Sue Treiman in Bricks & Bucks on February 5, 2020
The Knolls Cooperative in the Riverdale section of the Bronx is up against a wall – the retaining kind. The board and management at the 252-unit complex were confused when an ominous violation notice arrived from the city’s Department of Buildings (DOB) in October. The letter warned that the co-op faced potential fines – as well as criminal and civil penalties – for failing to file a 2019 inspection report for its retaining walls.
Inspections were mandated by Local Law 37 in 2008 for retaining walls that exceed 10 feet in height and front a public right of way, such as a sidewalk or building entrance. The law was enacted partially in response to a disastrous retaining-wall collapse at the Castle Village co-op in 2005, which sent tons of dirt and debris spilling onto the Henry Hudson Parkway. Miraculously, no one was hurt.
The Knolls had never submitted an inspection report for the simple reason that the board and management believed they weren’t required to do so. Of the approximately 10 retaining walls on the hilly, 3.1-acre property, only one is taller than 10 feet, and it’s not adjacent to a public right of way. “We weren’t sure why we were even on the radar,” says property manager Stewart Hackett, president of Robert E. Hill. “I’ve been the property manager for this building for three years and never before heard anything about retaining walls.”

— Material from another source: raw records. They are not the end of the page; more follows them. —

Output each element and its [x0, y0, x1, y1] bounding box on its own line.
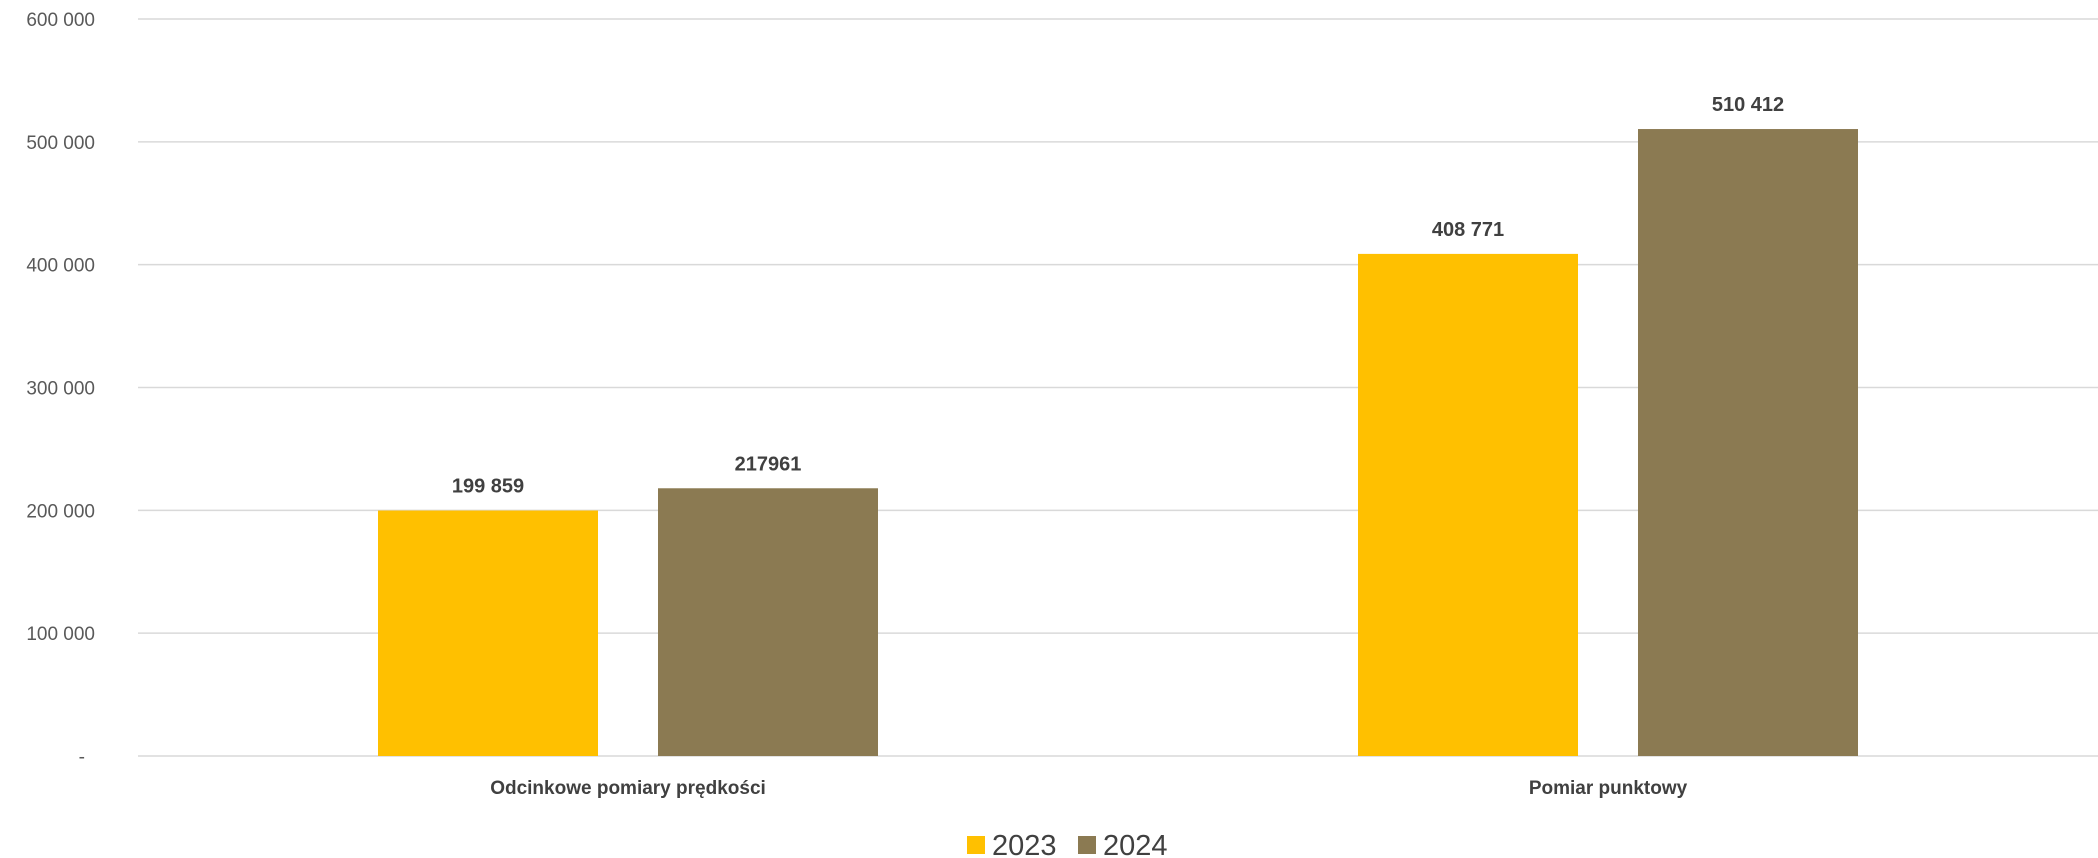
y-tick-label: - — [79, 747, 85, 768]
y-tick-label: 600 000 — [26, 10, 95, 31]
legend-label-2024: 2024 — [1103, 830, 1168, 858]
bar-2023-2 — [1358, 253, 1578, 757]
y-tick-label: 300 000 — [26, 379, 95, 400]
category-label: Odcinkowe pomiary prędkości — [490, 778, 766, 799]
y-tick-label: 200 000 — [26, 501, 95, 522]
data-label: 408 771 — [1432, 219, 1504, 241]
category-label: Pomiar punktowy — [1529, 778, 1688, 799]
y-axis-tick-labels: - 100 000 200 000 300 000 400 000 500 000 600 … — [26, 10, 95, 768]
y-tick-label: 100 000 — [26, 624, 95, 645]
bar-2023-1 — [378, 510, 598, 756]
y-tick-label: 400 000 — [26, 256, 95, 277]
legend-label-2023: 2023 — [992, 830, 1057, 858]
category-labels: Odcinkowe pomiary prędkości Pomiar punkto… — [490, 778, 1687, 799]
data-label: 510 412 — [1712, 94, 1784, 116]
bar-2024-1 — [658, 488, 878, 756]
data-labels: 199 859 217961 408 771 510 412 — [452, 94, 1784, 497]
bars — [378, 129, 1858, 757]
data-label: 217961 — [735, 453, 802, 475]
legend: 2023 2024 — [967, 830, 1168, 858]
legend-swatch-2023 — [967, 836, 985, 854]
y-tick-label: 500 000 — [26, 133, 95, 154]
legend-swatch-2024 — [1078, 836, 1096, 854]
data-label: 199 859 — [452, 476, 524, 498]
bar-2024-2 — [1638, 129, 1858, 756]
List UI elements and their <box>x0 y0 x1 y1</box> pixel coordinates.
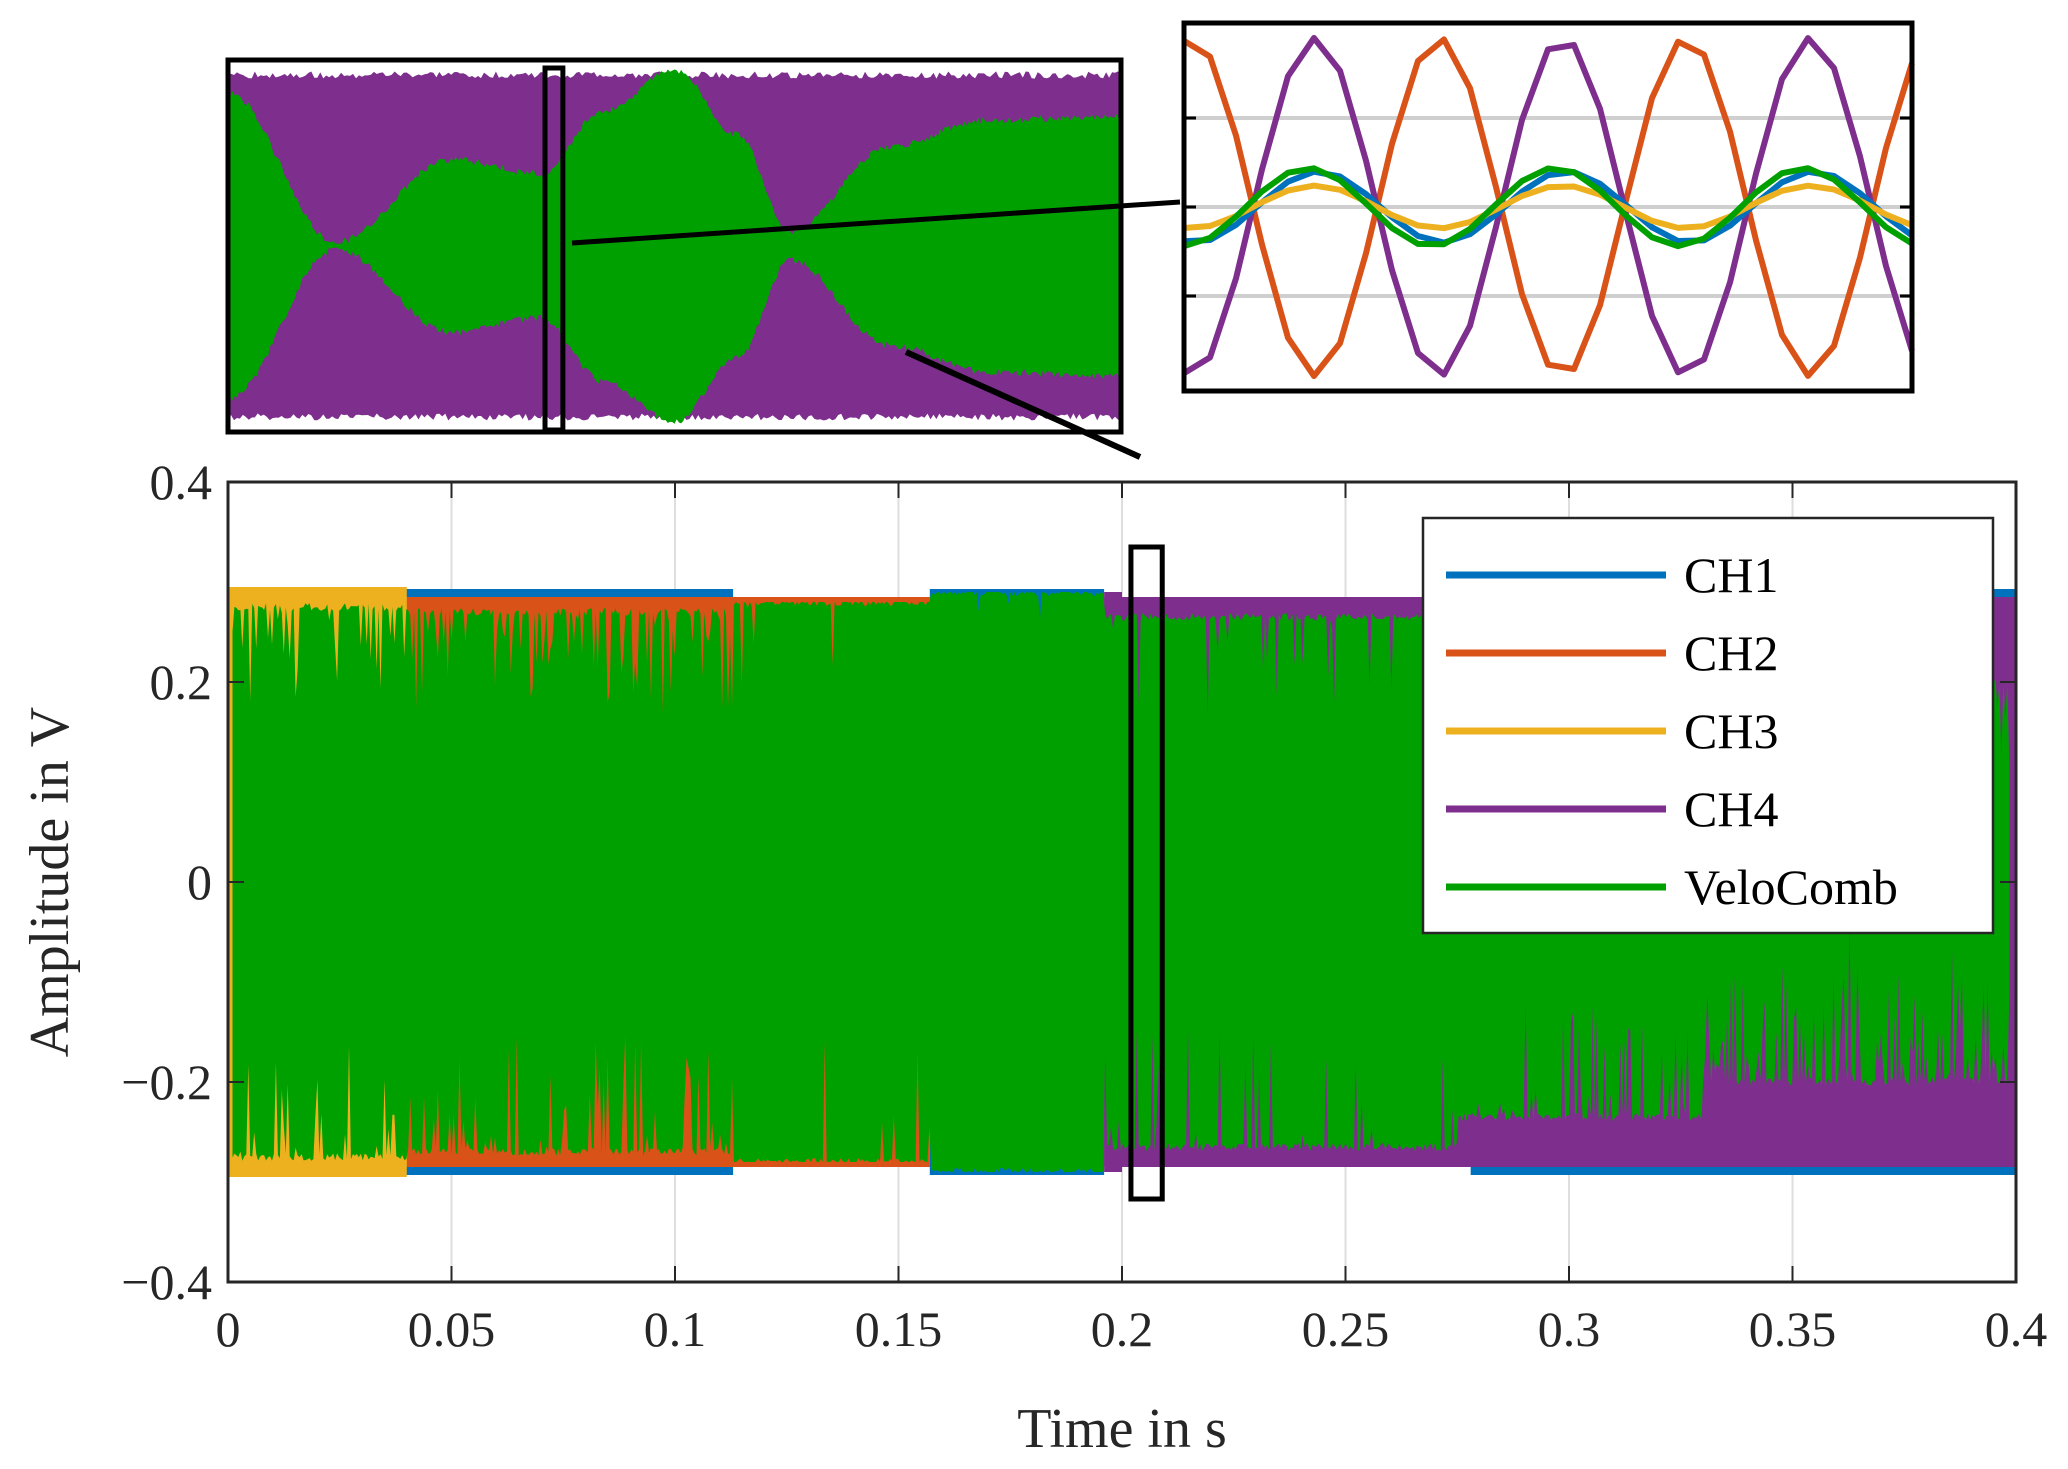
y-axis-label: Amplitude in V <box>19 707 81 1058</box>
x-tick-label: 0.4 <box>1985 1301 2048 1357</box>
overview-band-velocomb <box>228 69 1121 424</box>
legend-label-ch4: CH4 <box>1684 781 1778 837</box>
x-tick-label: 0 <box>216 1301 241 1357</box>
x-tick-label: 0.05 <box>408 1301 496 1357</box>
inset-overview <box>225 57 1124 435</box>
legend-label-ch1: CH1 <box>1684 547 1778 603</box>
y-tick-label: −0.4 <box>121 1254 212 1310</box>
zoom-frame <box>1181 20 1915 394</box>
y-tick-label: −0.2 <box>121 1054 212 1110</box>
x-tick-label: 0.35 <box>1749 1301 1837 1357</box>
zoom-line-ch1 <box>1183 168 1914 246</box>
y-tick-label: 0.4 <box>150 454 213 510</box>
legend-label-ch3: CH3 <box>1684 703 1778 759</box>
main-tick-labels: 0 0.05 0.1 0.15 0.2 0.25 0.3 0.35 0.4 −0.4 −0.2 0 0.… <box>121 454 2047 1357</box>
x-tick-label: 0.3 <box>1538 1301 1601 1357</box>
legend-box <box>1421 516 1995 935</box>
legend-label-ch2: CH2 <box>1684 625 1778 681</box>
x-axis-label: Time in s <box>1017 1398 1227 1460</box>
x-tick-label: 0.25 <box>1302 1301 1390 1357</box>
legend: CH1 CH2 CH3 CH4 VeloComb <box>1421 516 1995 935</box>
x-tick-label: 0.15 <box>855 1301 943 1357</box>
overview-frame <box>225 57 1124 435</box>
zoom-highlight-box <box>1128 544 1165 1202</box>
legend-label-velocomb: VeloComb <box>1684 859 1898 915</box>
zoom-line-ch3 <box>1183 182 1914 232</box>
zoom-grid <box>1184 116 1912 298</box>
overview-series <box>228 69 1121 424</box>
main-ticks <box>227 481 2017 1283</box>
x-tick-label: 0.1 <box>644 1301 707 1357</box>
x-tick-label: 0.2 <box>1091 1301 1154 1357</box>
inset-zoom <box>1181 20 1915 394</box>
zoom-line-velocomb <box>1183 165 1914 250</box>
connector-line-upper <box>571 199 1181 246</box>
y-tick-label: 0 <box>187 854 212 910</box>
zoom-series <box>1182 35 1915 379</box>
connector-line-lower <box>904 349 1142 460</box>
zoom-line-ch4 <box>1182 35 1915 378</box>
overview-highlight-box <box>542 65 566 433</box>
y-tick-label: 0.2 <box>150 654 213 710</box>
zoom-line-ch2 <box>1182 36 1915 379</box>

But a DOB violation doesn’t disappear on its own. The burden of proof falls on the building owner, and documentation doesn’t come cheap. The co-op board hired RAND Engineering & Architecture to address the violation. “The immediate cost would be about $10,000 just to prove there’s no violation,” says Jamey Ehrman, a senior engineer at Rand, who led the Knolls’ response to the DOB.
Ehrman and project manager Michael Arborn walked the property and reviewed the site survey provided by surveyor Joseph Nicoletti, who updated an existing 2012 survey of the property. The two engineers measured walls, studied regulations, and provided photographic evidence to document that none of the retaining walls fall under the Local Law 37 requirements. Their report, coordinated with the management company and Nicoletti, was dispatched to the DOB.
As the group awaits a hoped-for waiver, the Knolls team cautions other buildings to watch for related citations. “We already have one other property in Upper Manhattan facing a similar violation,” says Hackett.
To explain such a dubious violation, Ehrman points to a confluence of events: the aging of the city’s housing stock, and new regulations that seem to come in the wake of building-safety incidents. In this case it was the Castle Village wall collapse. More recently, the DOB has tightened facade-inspection rules and increased fines for violations in the wake of an accident caused by terra cotta falling from a facade and killing a pedestrian near Times Square.
“It’s inevitable that, at 50 to 75 years, some buildings may be at risk for more system failures,” Ehrman says. “And any place that has a retaining wall is going to be increasingly examined.”
To head off problems, Ehrman suggests that boards consult an expert. “Don’t make this technical decision without a qualified engineer,” he says. “If you try to spare the expense of a consultation, it could cost you in the long run.” The engineer may suggest checking for up-to-date engineering reports on retaining walls and conducting a full property survey with a qualified surveyor. If the board chooses to challenge a retaining-wall notice, it will need to add a retaining-wall specialist to the team whose experience and credentials meet the DOB standards.
Ehrman is optimistic that the Knolls will soon be out of the woods. “We believe this should end the issue forever for this cooperative,” he says.
PRINCIPAL PLAYERS: ENGINEER: RAND Engineering & Architecture. PROPERTY MANAGER: Robert E. Hill. SURVEYOR: Joseph Nicoletti.